No jogo foram utilizados diversos recursos
semióticos, dentre eles destaca-se um modelo com
bolinhas de isopor para relacionar a fotossíntese com a
composição, transformações da matéria e energia,
fazendo assim uma ponte entre o conhecimento.
Metodologia
Utilizou-se como instrumento de investigação da
aplicação do jogo, a técnica de grupo focal, com um
olhar voltado para os aspectos qualitativos da
atividade realizada com os educandos. O grupo focal
se trata de um conjunto formado por pessoas
selecionadas e reunidas por um pesquisador. [3] O
propósito desse grupo se concentra em discutir e
comentar um tema, que é objeto da pesquisa em
estudo, a partir de experiências pessoais do grupo. [3].
Atualmente, essa técnica tem sido adaptada e
empregada em pesquisas na área de educação.[3] De
acordo com Lervolino e Pelicioni [4], o grupo focal
apresenta potencialidade no planejamento de
atividades educativas, e pode ser utilizado também
para a revisão do processo de ensino-aprendizagem.
Além disso, pode ser empregado para testar materiais,
indo de encontro com um dos objetivos deste
trabalho.[4] e [5].
O grupo focal foi conduzido respeitando-se o
princípio da não diretividade, na qual o
moderador/pesquisador ou facilitador da discussão se
preocupa em não fazer intervenções afirmativas ou
negativas, emitir opiniões particulares, conclusões ou
intervenções diretas na dinâmica do grupo.[3] Um
roteiro de condução do grupo focal, com sete
perguntas estruturadas e desestruturadas foi elaborado
como forma de orientar e estimular a participação dos
educandos na discussão desenvolvida. O mesmo foi
usado de forma flexível e ajustado quando necessário
ao longo do próprio processo grupal, com a
abordagem de tópicos não previstos.[3]
Nesse estudo, foram escolhidos para participar da
aplicação do jogo alunos do 6º ano do EF do Colégio
de Aplicação da Universidade Federal do Rio de
Janeiro (CAp-UFRJ), que apresentavam dificuldades
na disciplina Ciências e que frequentavam aulas
semanais de apoio (reforço escolar).
Cinco alunos participaram da atividade, que teve
duração de uma hora, para a conclusão de todas as
Instituto Federal do Rio de Janeiro / Campus Rio de Janeiro – 19 a 24 de Outubro de 2015
etapas do jogo. Posteriormente, ocorreram trinta
minutos de conversa com os alunos para a realização
do grupo focal. O tempo, aparentemente curto, foi em
decorrência do cansaço dos estudantes, que
começaram a se apresentar reticentes em responder
algumas perguntas. No entanto, o trabalho do grupo
focal foi produtivo. Todo o roteiro de condução do
grupo focal foi explorado, além de terem sido
elucidadas outras questões, que foram levantadas
durante o desenrolar da discussão.
A seguir apresentarei o jogo e sua metodologia de
aplicação. O jogo aplicado com os alunos apresenta
três etapas: na primeira delas, os alunos formaram um
único grupo para a montagem dos modelos de
moléculas com bolinhas de isopor. Os alunos
receberam bolinhas de isopor isoladas representando
os átomos e palitos de dente que serviriam como
ligações químicas, e puderam montar um modelo
tridimensional da água e do gás carbônico. Esses
modelos de moléculas foram posteriormente
desmontados e reorganizados, usando os mesmos
átomos para montar a molécula de glicose e as
moléculas de oxigênio que também são produzidas
nesse processo e que são liberadas para o ambiente.

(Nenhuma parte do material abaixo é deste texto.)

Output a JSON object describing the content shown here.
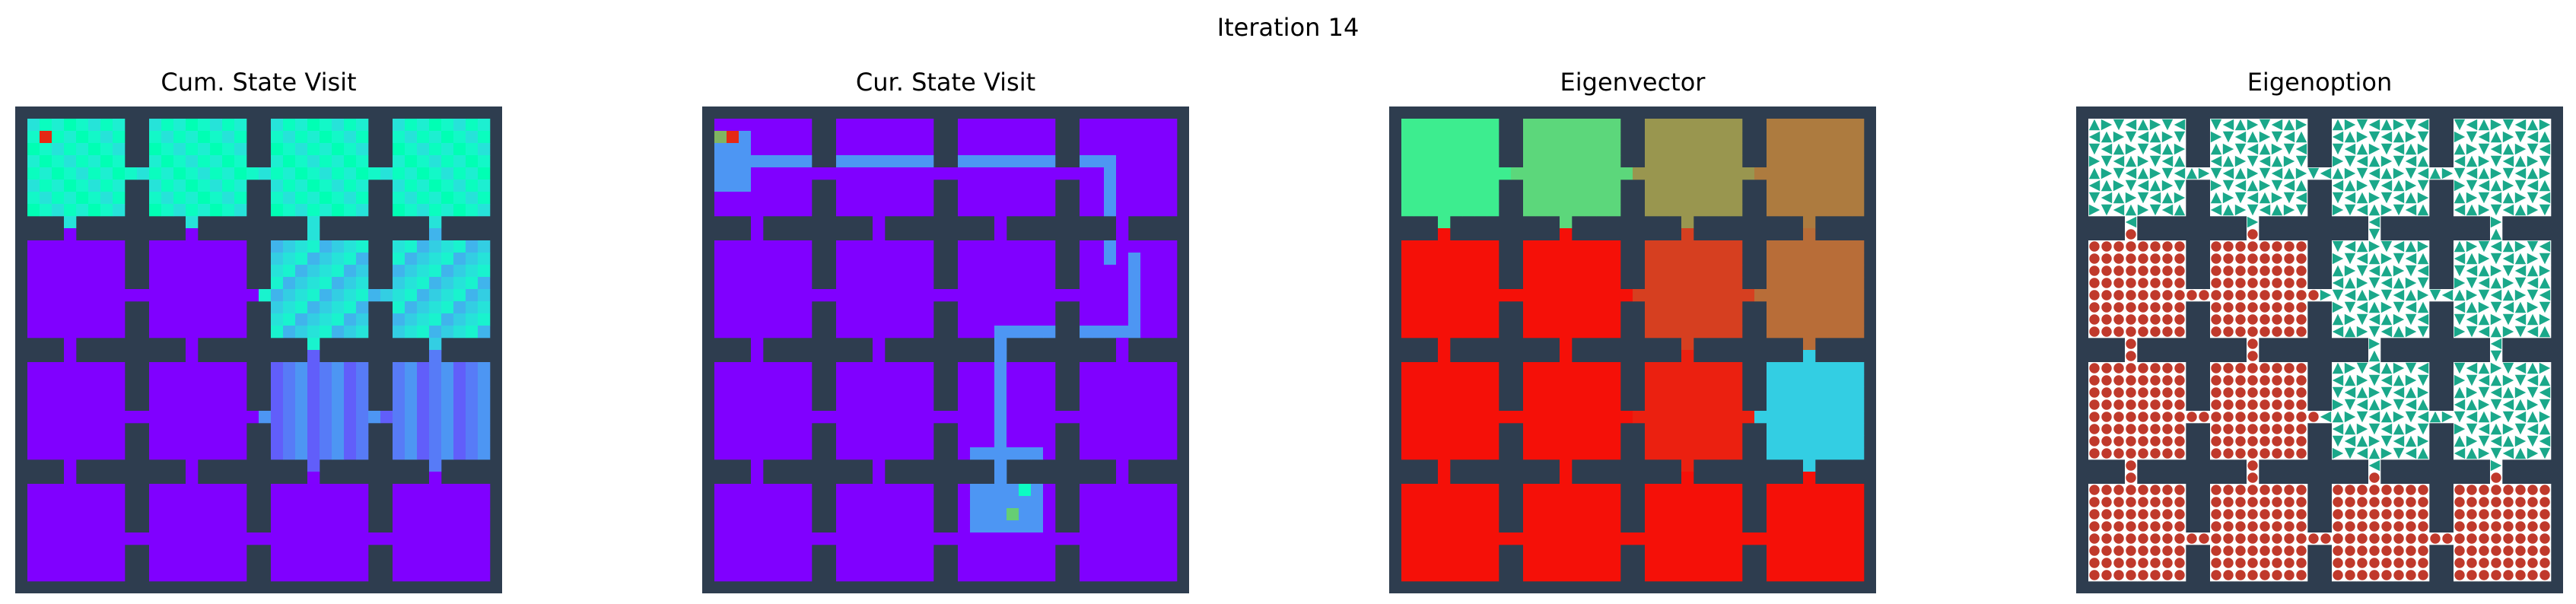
{
  "figure": {
    "suptitle": "Iteration 14"
  },
  "legend": {
    "wall_color": "#2e3d4f",
    "open_color": "#ffffff",
    "arrow_color": "#1aa88a",
    "terminate_color": "#c0392b",
    "terminate_icon": "circle",
    "action_icon": "triangle",
    "colormap": "rainbow"
  },
  "chart_data": [
    {
      "type": "heatmap",
      "title": "Cum. State Visit",
      "grid": {
        "rows": 4,
        "cols": 4,
        "room_size": 8
      },
      "visited_region_values": [
        [
          0.95,
          0.7,
          0.5,
          0.45,
          0.35,
          0.3,
          0.4,
          0.45
        ],
        [
          0.55,
          0.5,
          0.48,
          0.45,
          0.5,
          0.45,
          0.4,
          0.35
        ]
      ],
      "unvisited_value": 0.0
    },
    {
      "type": "heatmap",
      "title": "Cur. State Visit",
      "grid": {
        "rows": 4,
        "cols": 4,
        "room_size": 8
      },
      "path_value": 0.2,
      "peak_values": [
        0.75,
        0.95,
        0.55,
        0.7,
        0.45
      ],
      "unvisited_value": 0.0
    },
    {
      "type": "heatmap",
      "title": "Eigenvector",
      "grid": {
        "rows": 4,
        "cols": 4,
        "room_size": 8
      },
      "room_values": [
        [
          0.62,
          0.68,
          0.8,
          0.84
        ],
        [
          0.98,
          0.98,
          0.92,
          0.86
        ],
        [
          0.98,
          0.98,
          0.96,
          0.3
        ],
        [
          0.98,
          0.98,
          0.98,
          0.98
        ]
      ]
    },
    {
      "type": "heatmap",
      "title": "Eigenoption",
      "grid": {
        "rows": 4,
        "cols": 4,
        "room_size": 8
      },
      "room_policy": [
        [
          "arrow",
          "arrow",
          "arrow",
          "arrow"
        ],
        [
          "terminate",
          "terminate",
          "arrow",
          "arrow"
        ],
        [
          "terminate",
          "terminate",
          "arrow",
          "arrow"
        ],
        [
          "terminate",
          "terminate",
          "terminate",
          "terminate"
        ]
      ]
    }
  ]
}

Na segunda, o grupo foi subdividido em outros
dois grupos para capturar do ambiente os elementos
necessários para a fotossíntese. Foram utilizadas 200
bolinhas de isopor em duas cores: vermelha,
representando as moléculas de gás carbônico; azul,
representando as moléculas de água; e “cartões de
energia”. Dois tipos de etiquetas “Folhas” e “Raízes”
foram utilizados para a separação dos grupos. Usamos
também fichas nas quais os educandos puderam
registrar os resultados do jogo, além de interpretá-los
elaborando hipóteses e reflexões sobre as
consequências dos mesmos na nutrição vegetal.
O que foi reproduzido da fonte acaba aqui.